Estavam posicionados de acordo com suas afinidades principais, no ciclo de criação: metal virava água, que dava vida à madeira, que alimentava o fogo. Para as Entropias, aquele era o início e o fim de sua arte, a base primordial para manipular os elementos. Estavam tão acostumados a pararem nessa ordem que se posicionaram assim na arena sem orientação alguma. Normalmente, à sua direita, ficaria Mihail Nataliev, o único que se recusara a fazer a prova, e que completava o ciclo com sua especialidade, fogo cria a terra, que gera metal.
Morena se inclinou um pouco para a frente para ver seus colegas na fila e deu um pequeno sorriso. Gostava de como eles eram únicos e se completavam de forma harmoniosa, bem diferente da uniformidade que algumas das outras especializações tentavam impor. Eram os mais próximos da natureza e tão exuberantes quanto ela – e cultivar e respeitar as próprias particularidades eram a chave para sua arte. Ela preferia mil vezes a sensação indescritível que sentia ao se conectar com os fluxos de energia que corriam no mundo elemental aos cálculos cuidadosos que seu marido fazia para transformar a magia e domá-la em objetos.

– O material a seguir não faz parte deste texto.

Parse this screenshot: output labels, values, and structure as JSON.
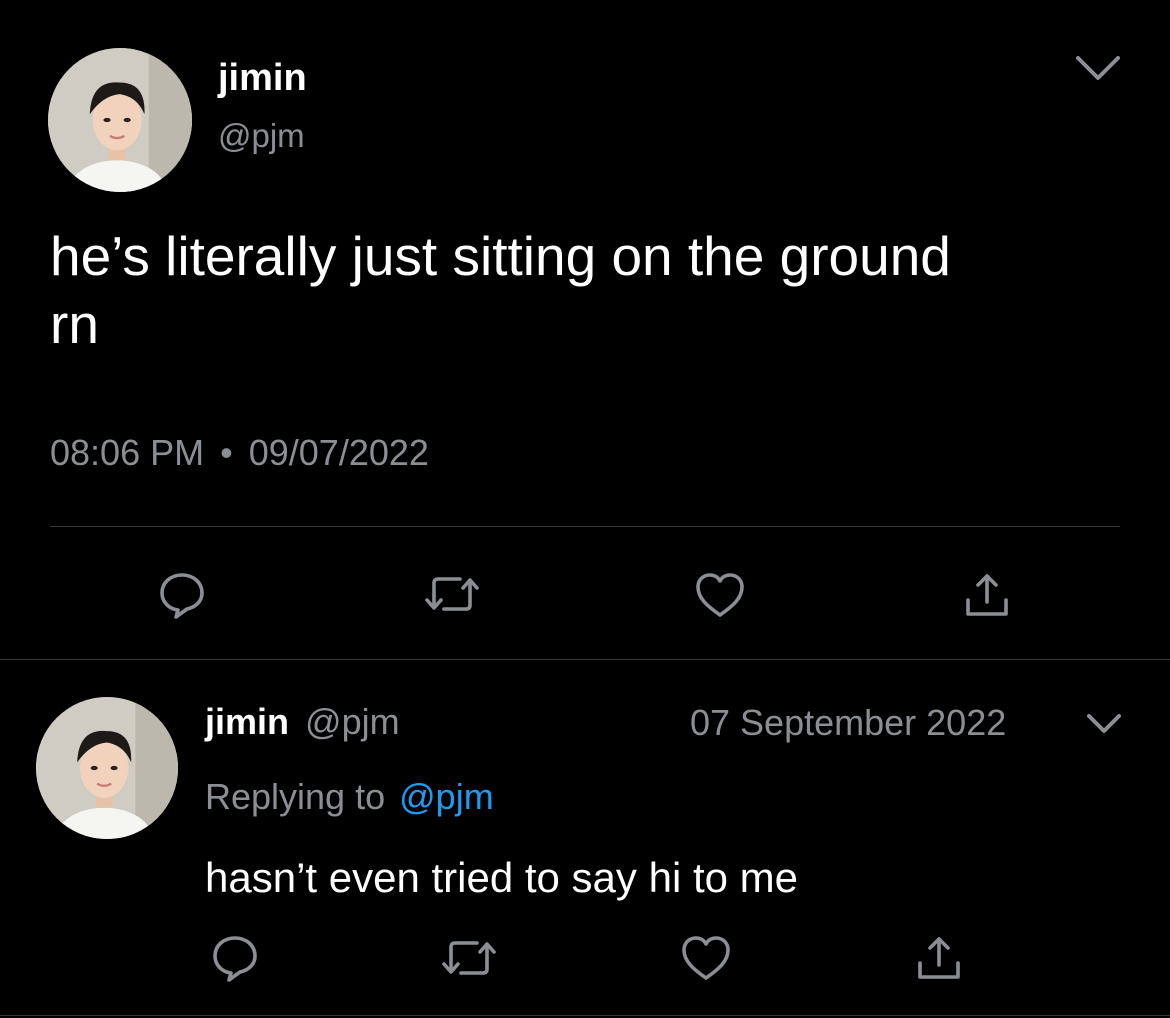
{
  "main_tweet": {
    "display_name": "jimin",
    "handle": "@pjm",
    "text_line1": "he’s literally just sitting on the ground",
    "text_line2": "rn",
    "time": "08:06 PM",
    "separator": "•",
    "date": "09/07/2022",
    "avatar_icon": "profile-photo",
    "menu_icon": "chevron-down-icon"
  },
  "reply_tweet": {
    "display_name": "jimin",
    "handle": "@pjm",
    "date": "07 September 2022",
    "replying_prefix": "Replying to",
    "replying_handle": "@pjm",
    "text": "hasn’t even tried to say hi to me",
    "avatar_icon": "profile-photo",
    "menu_icon": "chevron-down-icon"
  },
  "actions": [
    "reply-icon",
    "retweet-icon",
    "like-icon",
    "share-icon"
  ],
  "colors": {
    "background": "#000000",
    "text": "#ffffff",
    "muted": "#8b8f94",
    "link": "#1d9bf0",
    "divider": "#38393c"
  }
}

Eles eram tão diferentes entre si quanto os elementos em que se especializavam. Hadassa, a primeira da fila, era uma mulher alta de ombros largos, com o cabelo cacheado bem curto, num marrom acobreado parecido com o tom da sua pele, os olhos cinzentos e afiados como as lâminas de que tanto gostava. A especialista em metal era um dos raros casos de alquimistas com duas especializações – havia se graduado como Cinemática e buscava o grau de Extraordinária como uma Entropia. Morena a conhecera quando ainda eram meninas e se esbarraram numa das mesas de comida, as duas desesperadas atrás de algo que pudessem comer sem passar mal. Quando descobriu que a garota era de uma cidade muito próxima de onde Morena havia crescido, em Mièdz, as duas perceberam que tinham muito mais em comum do que uma série de restrições alimentares que eram sumariamente ignoradas pela academia onde estudavam. A especialista em água, Nara, era tão alta quanto Hadassa. Uma figura chamativa aonde quer que fosse, seu cabelo escuro e pesado caía numa trança ao longo das suas costas; seus olhos eram grandes e angulosos e sua pele era da mesma cor das pedras arenosas das montanhas que seu povo habitava, na fronteira com Xenon. Nara e Aleksey eram como ela e Hadassa – os dois haviam ficado amigos com uma facilidade ridícula por terem crescido em regiões relativamente próximas, e mantinham uma competição que ficava cada vez mais elaborada e ninguém sabia mais como tinha começado, nem que regras envolviam. Morena já conseguia imaginar a série de critérios aleatórios que eles inventariam para decidir qual dos dois havia se saído melhor depois que todos eles se titulassem.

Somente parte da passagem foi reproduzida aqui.